Having left for Odessa, Bergmans sent two or three business letters from the shores of the Black Sea so that people would not comment upon his prolonged eclipse. The anguish of the Dobouziez' was so great that they paid no attention to their ward's convulsed face and extraordinary manner.

Laurent, who did not feel able to talk to Gina, resolved one evening to tell everything to her father the next day. "She will never love me!" he said to himself, like a stoic refining his torture in order the less to feel it. "And am I sure that I love her? Is it not envy that blinds me, and which makes me, because I am gloomy and without inheritance, hostile to the good fortune of everyone else?" In spite of all the effort that he made to persuade himself that such was the case, in the presence of Dobouziez he could not speak one word, and all his spiritual grandeur foundered in the abyss of his love.

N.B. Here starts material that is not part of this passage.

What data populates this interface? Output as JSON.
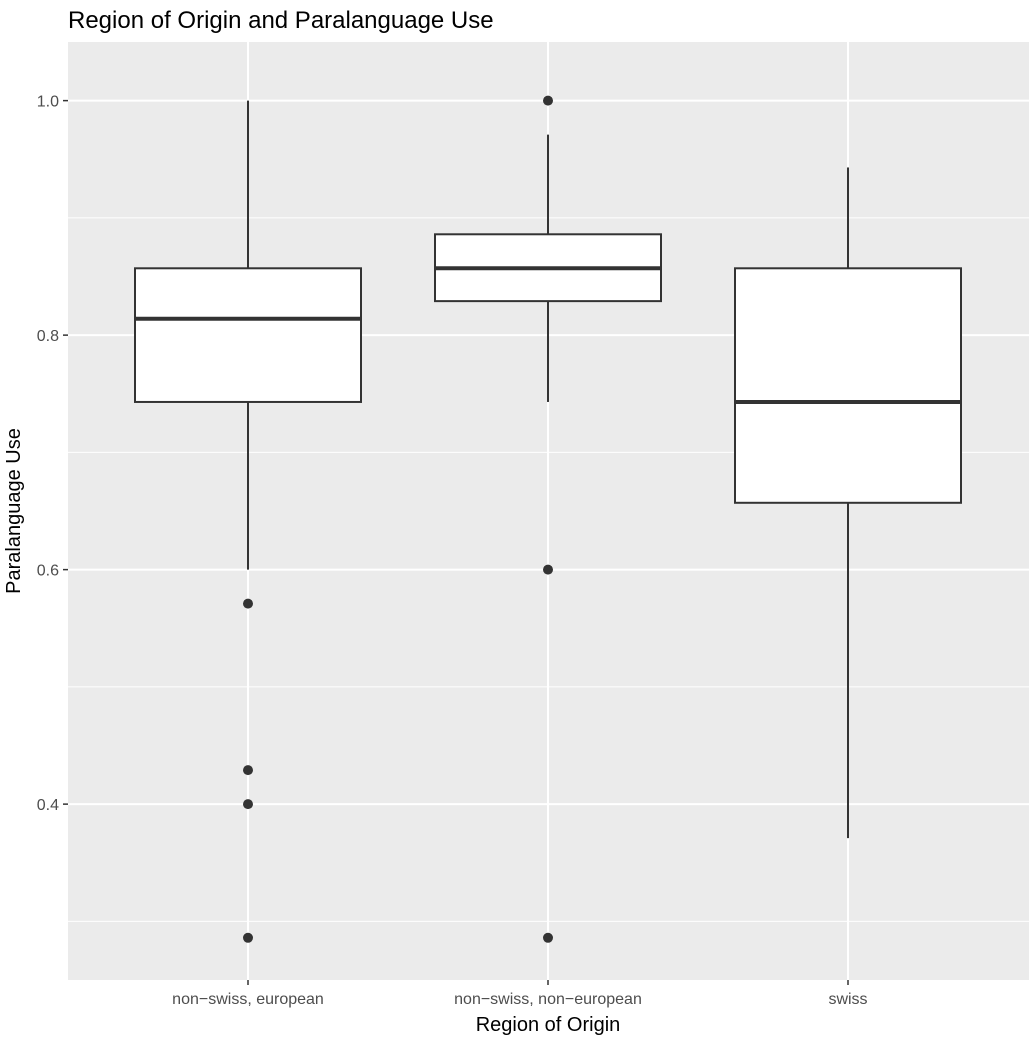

He went and sat beside the invalid, in the orangery, among the intoxicating and perverse flowers with which she persisted in surrounding herself. Since her illness she had accustomed herself to Laurent's presence and care as she would have to those of a trained nurse. Generally he read to her, and she took pleasure in finding fault with him. On this particular morning he stammered and stuttered outrageously.

"What is the matter with you, Laurent?" she asked. "I can no longer understand, one word, that you are, reading!"